Wis. Stat. § 813.125 – Civil Harassment

  1. Introduction

    A WMC victim may seek a restraining order where he or she is continually harassed by an individual, regardless of their relationship with that individual (e.g. regardless of whether they are “household members”).

  2. Summary of Statutes

    1. Types of harassment

Restraining orders are available for the following kinds of harassment:

      • Striking, shoving, kicking or otherwise subjecting another person to physical contact; abuse, sexual assault, or stalking; or attempting or threatening to do the same; or

      • Engaging in a course of conduct or repeatedly committing acts which harass or intimidate another person and which serve no legitimate purpose.

    2. Types of orders

      • A temporary order may be granted by a judge or circuit court commissioner if s/he finds reasonable grounds to believe that the abuser has intentionally harassed or intimidated the victim. The temporary order lasts for 14 days or until the full court hearing. Notice does not need to be given to the perpetrator before the judge may issue the temporary restraining order.

      • A final harassment restraining order or injunction, can be granted only after a full court hearing where the victim and abuser both get a chance to tell their sides of the story. If granted, a final harassment restraining order may last for up to 4 years.

    3. Process

      Petitioner files a petition identifying the aggressor and the conduct. There are forms available for filing at county courthouses. A judge or commissioner may issue a temporary restraining order upon filing of the petition, which is then served on respondent. Otherwise the petition is served on respondent and a full court hearing is held to assess the need for a permanent injunction.

    4. Effect

      Either order may order the perpetrator to avoid contacting or causing any person other than a party’s attorney or law enforcement officer to contact the victim without the victim’s consent, to case or avoid the harassment of another person, and/or to avoid the victim’s residence.

  3. Cases

    1. Welytok v. Ziolkowski, 752 N.W.2d 359 (Wis.

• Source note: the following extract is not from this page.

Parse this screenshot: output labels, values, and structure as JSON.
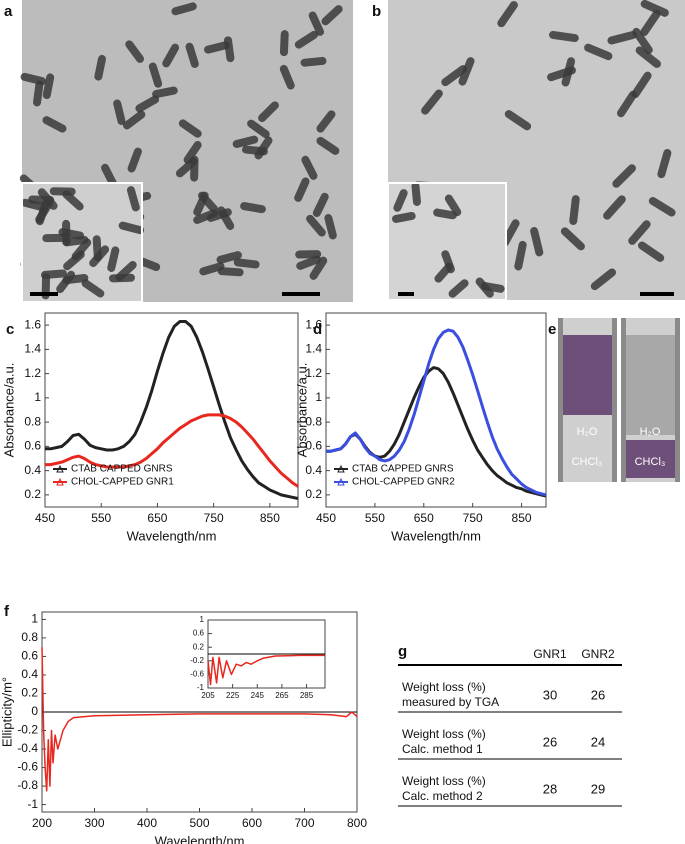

App. 2008)

      • Procedural Posture: Appeal from order of injunction.

      • Law: Wis. Stat. § 813.125

      • Facts: Defendant lost in the bidding on a piece of property successfully purchased by plaintiff. In response, defendant yelled at plaintiff in a bar, called reporters and told them she was changing her name to avoid her past (a disciplinary action eight years before), sent various obnoxious emails to her husband, boss and colleagues, and showed up at an event she was promoting with flyers about the disciplinary action. Plaintiff filed for and was granted an injunction against the harassment.

      • Outcome: The appellate court affirmed the injunction. While recognizing that it was required to be deferential to the trial court, the appellate court also found Defendant’s arguments lacking on the merits.

      • Special Notes:

        • Appeals from decisions to grant or deny injunctions are difficult to win because appellate courts heavily defer to the trial court’s decision.

        • The legitimate purpose that excuses what might otherwise be harassing conduct must exist at the time of the incident. The court rejected respondent’s attempts to “manufacture a legitimate purpose” after the fact.

        • The court had no difficulty defining conduct as harassment even though there was only one contact directly between defendant and plaintiff (the others were various attempts to embarrass her with others). Thus, a defendant’s communications with third parties still constitute harassment against the victim.

    2. Elston v. Zoellick, 351 Wis. 2d 681 (Wis. Ct. App. 2013)

      • Procedural Posture: Appeal from an order of injunction.

      • Law: Wis. Stat. § 813.125

      • Facts: Defendant was a patron at a restaurant at which plaintiff worked, and began frequenting the restaurant nearly every day plaintiff worked and inquired when she was not his server. He began to drive past her home, and inquired about plaintiff’s dating life. He followed her to her new job, and at one point, drove past her place of work six times in a 30 to 40 minute period. Plaintiff filed for and was granted an injunction, and the circuit court imposed geographical restrictions on defendant. Defendant argued on appeal that the geographic restrictions were too broad because a large swathe of his home town and a nearby town were off-limits to him.

      • Outcome: The appellate court affirmed the injunction. It found that defendant had repeatedly demonstrated that he would not abide by narrowly tailored orders, and in fact, had violated previous injunctions, and therefore a significant geographic restriction was necessary to provide plaintiff with a margin of territorial safety.